Akita H, Sakoda K
Surgery. 1980 Jan;87(1):85-94.
Portopulmonary shunting by splenopneumopexy was devised as a new surgical procedure for treatment of portal hypertension accompanied by Budd-Chiari syndrome. Technique of this procedure is simple and is safely performed. The remarkable portopulmonary shunts were visualized by splenoportography postoperatively.
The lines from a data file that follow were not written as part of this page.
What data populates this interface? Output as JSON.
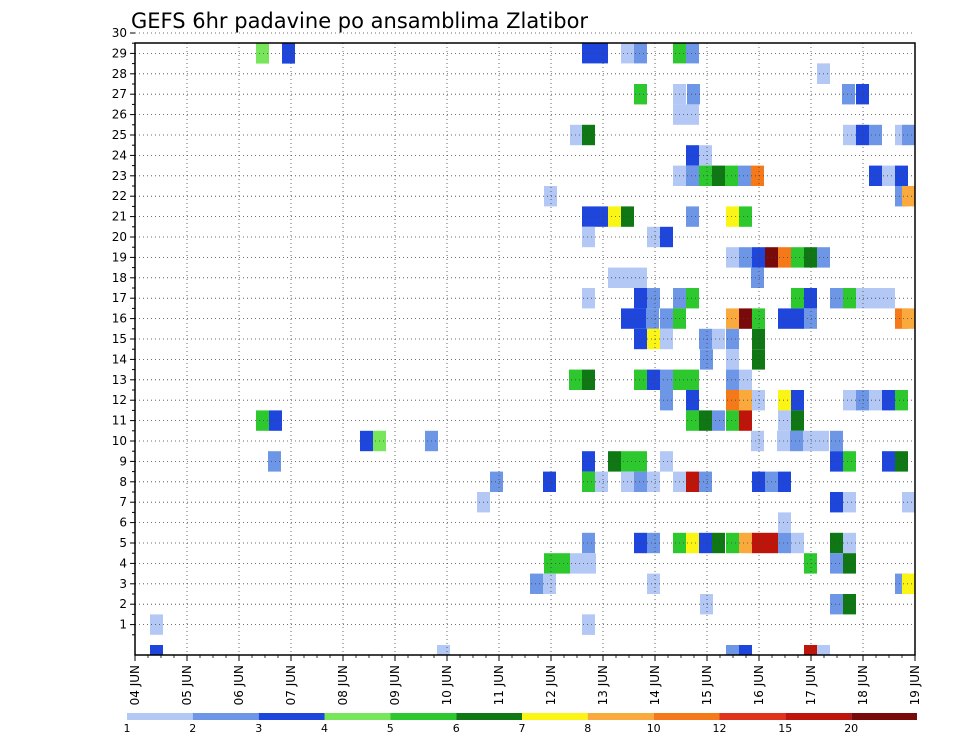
{
  "chart_data": {
    "type": "heatmap",
    "title": "GEFS 6hr padavine po ansamblima Zlatibor",
    "x_tick_labels": [
      "04 JUN",
      "05 JUN",
      "06 JUN",
      "07 JUN",
      "08 JUN",
      "09 JUN",
      "10 JUN",
      "11 JUN",
      "12 JUN",
      "13 JUN",
      "14 JUN",
      "15 JUN",
      "16 JUN",
      "17 JUN",
      "18 JUN",
      "19 JUN"
    ],
    "y_tick_labels": [
      "1",
      "2",
      "3",
      "4",
      "5",
      "6",
      "7",
      "8",
      "9",
      "10",
      "11",
      "12",
      "13",
      "14",
      "15",
      "16",
      "17",
      "18",
      "19",
      "20",
      "21",
      "22",
      "23",
      "24",
      "25",
      "26",
      "27",
      "28",
      "29",
      "30"
    ],
    "x_range": [
      "04 JUN 00Z",
      "19 JUN 00Z"
    ],
    "y_range": [
      0,
      30
    ],
    "grid": "dotted",
    "legend": {
      "placement": "bottom",
      "levels": [
        "1",
        "2",
        "3",
        "4",
        "5",
        "6",
        "7",
        "8",
        "10",
        "12",
        "15",
        "20"
      ],
      "colors": [
        "#b4c8f5",
        "#6e96e6",
        "#1e46dc",
        "#78e65a",
        "#2dc82d",
        "#0f7814",
        "#faf514",
        "#faaa3c",
        "#f57819",
        "#e1321e",
        "#be140a",
        "#780a0a"
      ]
    },
    "x_step_hours": 6,
    "cells": [
      [
        0,
        30,
        3
      ],
      [
        4,
        30,
        3
      ],
      [
        5,
        30,
        1
      ],
      [
        6,
        30,
        2
      ],
      [
        8,
        30,
        5
      ],
      [
        9,
        30,
        2
      ],
      [
        0,
        29,
        4
      ],
      [
        2,
        29,
        3
      ],
      [
        0,
        28,
        10
      ],
      [
        7,
        28,
        1
      ],
      [
        3,
        27,
        5
      ],
      [
        5,
        27,
        1
      ],
      [
        6,
        27,
        2
      ],
      [
        10,
        27,
        2
      ],
      [
        11,
        27,
        3
      ],
      [
        5,
        26,
        1
      ],
      [
        6,
        26,
        1
      ],
      [
        0,
        25,
        1
      ],
      [
        1,
        25,
        6
      ],
      [
        10,
        25,
        1
      ],
      [
        11,
        25,
        3
      ],
      [
        12,
        25,
        2
      ],
      [
        14,
        25,
        1
      ],
      [
        15,
        25,
        2
      ],
      [
        6,
        24,
        3
      ],
      [
        7,
        24,
        1
      ],
      [
        2,
        23,
        1
      ],
      [
        3,
        23,
        2
      ],
      [
        4,
        23,
        5
      ],
      [
        5,
        23,
        6
      ],
      [
        6,
        23,
        5
      ],
      [
        7,
        23,
        2
      ],
      [
        8,
        23,
        9
      ],
      [
        12,
        23,
        3
      ],
      [
        13,
        23,
        1
      ],
      [
        14,
        23,
        3
      ],
      [
        0,
        22,
        1
      ],
      [
        14,
        22,
        2
      ],
      [
        15,
        22,
        8
      ],
      [
        0,
        21,
        3
      ],
      [
        1,
        21,
        3
      ],
      [
        2,
        21,
        7
      ],
      [
        3,
        21,
        6
      ],
      [
        6,
        21,
        2
      ],
      [
        9,
        21,
        7
      ],
      [
        10,
        21,
        5
      ],
      [
        1,
        20,
        1
      ],
      [
        5,
        20,
        1
      ],
      [
        6,
        20,
        3
      ],
      [
        9,
        19,
        1
      ],
      [
        10,
        19,
        2
      ],
      [
        11,
        19,
        3
      ],
      [
        12,
        19,
        12
      ],
      [
        13,
        19,
        9
      ],
      [
        14,
        19,
        5
      ],
      [
        15,
        19,
        6
      ],
      [
        16,
        19,
        2
      ],
      [
        2,
        18,
        1
      ],
      [
        3,
        18,
        1
      ],
      [
        4,
        18,
        1
      ],
      [
        11,
        18,
        2
      ],
      [
        5,
        17,
        2
      ],
      [
        4,
        17,
        3
      ],
      [
        1,
        17,
        1
      ],
      [
        7,
        17,
        2
      ],
      [
        8,
        17,
        5
      ],
      [
        14,
        17,
        5
      ],
      [
        15,
        17,
        3
      ],
      [
        17,
        17,
        2
      ],
      [
        18,
        17,
        5
      ],
      [
        19,
        17,
        1
      ],
      [
        20,
        17,
        1
      ],
      [
        21,
        17,
        1
      ],
      [
        3,
        16,
        3
      ],
      [
        4,
        16,
        3
      ],
      [
        8,
        16,
        2
      ],
      [
        6,
        16,
        2
      ],
      [
        7,
        16,
        5
      ],
      [
        11,
        16,
        8
      ],
      [
        12,
        16,
        12
      ],
      [
        13,
        16,
        5
      ],
      [
        18,
        16,
        3
      ],
      [
        19,
        16,
        3
      ],
      [
        20,
        16,
        2
      ],
      [
        22,
        16,
        9
      ],
      [
        23,
        16,
        8
      ],
      [
        4,
        15,
        3
      ],
      [
        5,
        15,
        7
      ],
      [
        6,
        15,
        1
      ],
      [
        7,
        15,
        2
      ],
      [
        8,
        15,
        1
      ],
      [
        11,
        15,
        2
      ],
      [
        13,
        15,
        6
      ],
      [
        8,
        14,
        2
      ],
      [
        11,
        14,
        1
      ],
      [
        13,
        14,
        6
      ],
      [
        0,
        13,
        5
      ],
      [
        1,
        13,
        6
      ],
      [
        4,
        13,
        5
      ],
      [
        5,
        13,
        3
      ],
      [
        6,
        13,
        2
      ],
      [
        7,
        13,
        5
      ],
      [
        8,
        13,
        5
      ],
      [
        11,
        13,
        2
      ],
      [
        12,
        13,
        1
      ],
      [
        6,
        12,
        2
      ],
      [
        8,
        12,
        3
      ],
      [
        11,
        12,
        9
      ],
      [
        12,
        12,
        8
      ],
      [
        13,
        12,
        1
      ],
      [
        15,
        12,
        7
      ],
      [
        16,
        12,
        3
      ],
      [
        17,
        12,
        1
      ],
      [
        18,
        12,
        2
      ],
      [
        19,
        12,
        1
      ],
      [
        21,
        12,
        3
      ],
      [
        22,
        12,
        5
      ],
      [
        0,
        11,
        5
      ],
      [
        1,
        11,
        3
      ],
      [
        9,
        11,
        5
      ],
      [
        10,
        11,
        6
      ],
      [
        11,
        11,
        2
      ],
      [
        12,
        11,
        5
      ],
      [
        13,
        11,
        11
      ],
      [
        16,
        11,
        1
      ],
      [
        17,
        11,
        6
      ],
      [
        14,
        10,
        3
      ],
      [
        15,
        10,
        4
      ],
      [
        16,
        10,
        2
      ],
      [
        17,
        10,
        1
      ],
      [
        18,
        10,
        1
      ],
      [
        19,
        10,
        2
      ],
      [
        20,
        10,
        1
      ],
      [
        21,
        10,
        1
      ],
      [
        22,
        10,
        2
      ],
      [
        9,
        9,
        2
      ],
      [
        10,
        9,
        3
      ],
      [
        11,
        9,
        6
      ],
      [
        12,
        9,
        5
      ],
      [
        13,
        9,
        5
      ],
      [
        14,
        9,
        1
      ],
      [
        20,
        9,
        3
      ],
      [
        21,
        9,
        5
      ],
      [
        23,
        9,
        3
      ],
      [
        24,
        9,
        6
      ],
      [
        5,
        8,
        2
      ],
      [
        7,
        8,
        3
      ],
      [
        9,
        8,
        5
      ],
      [
        10,
        8,
        1
      ],
      [
        12,
        8,
        1
      ],
      [
        13,
        8,
        2
      ],
      [
        14,
        8,
        1
      ],
      [
        16,
        8,
        1
      ],
      [
        17,
        8,
        11
      ],
      [
        18,
        8,
        2
      ],
      [
        20,
        8,
        3
      ],
      [
        21,
        8,
        2
      ],
      [
        22,
        8,
        3
      ],
      [
        6,
        7,
        1
      ],
      [
        22,
        7,
        3
      ],
      [
        23,
        7,
        1
      ],
      [
        25,
        7,
        1
      ],
      [
        21,
        6,
        1
      ],
      [
        6,
        5,
        2
      ],
      [
        9,
        5,
        3
      ],
      [
        10,
        5,
        2
      ],
      [
        12,
        5,
        5
      ],
      [
        13,
        5,
        7
      ],
      [
        14,
        5,
        3
      ],
      [
        15,
        5,
        6
      ],
      [
        16,
        5,
        5
      ],
      [
        17,
        5,
        8
      ],
      [
        18,
        5,
        11
      ],
      [
        19,
        5,
        11
      ],
      [
        21,
        5,
        2
      ],
      [
        22,
        5,
        1
      ],
      [
        24,
        5,
        6
      ],
      [
        25,
        5,
        1
      ],
      [
        4,
        4,
        5
      ],
      [
        5,
        4,
        5
      ],
      [
        6,
        4,
        1
      ],
      [
        7,
        4,
        1
      ],
      [
        23,
        4,
        5
      ],
      [
        25,
        4,
        2
      ],
      [
        26,
        4,
        6
      ],
      [
        4,
        3,
        2
      ],
      [
        5,
        3,
        1
      ],
      [
        10,
        3,
        1
      ],
      [
        27,
        3,
        2
      ],
      [
        28,
        3,
        7
      ],
      [
        14,
        2,
        1
      ],
      [
        25,
        2,
        2
      ],
      [
        26,
        2,
        6
      ],
      [
        1,
        1,
        1
      ],
      [
        2,
        1,
        1
      ],
      [
        7,
        1,
        1
      ],
      [
        1,
        0,
        3
      ],
      [
        9,
        0,
        1
      ],
      [
        19,
        0,
        2
      ],
      [
        20,
        0,
        3
      ],
      [
        22,
        0,
        11
      ],
      [
        23,
        0,
        1
      ]
    ]
  }
}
Splenic pulp pressure was reduced to a postoperative mean value of 258.3 mm H2O from a preoperative mean value of 336.8 mm H2O. Hemorrhage from esophageal varices and ascites were well controlled after operation. Postoperative liver function tests were essentially unchanged from the preoperative values. Any respiratory and circulatory complications after this shunting have not been observed so far. It is concluded that portopulmonary shunt by splenopneumopexy is an effective procedure for portal hypertension caused by Budd-Chiari syndrome.
脾肺固定术建立的门肺分流术是一种治疗伴有布加综合征的门静脉高压症的新型外科手术。该手术技术简单,操作安全。术后通过脾门静脉造影可观察到明显的门肺分流。脾髓压从术前的平均336.8 mmH₂O降至术后的平均258.3 mmH₂O。术后食管静脉曲张出血和腹水得到了良好控制。术后肝功能检查结果与术前基本相同。目前尚未观察到这种分流术后出现任何呼吸和循环并发症。结论是,脾肺固定术建立的门肺分流术是治疗布加综合征所致门静脉高压症的有效方法。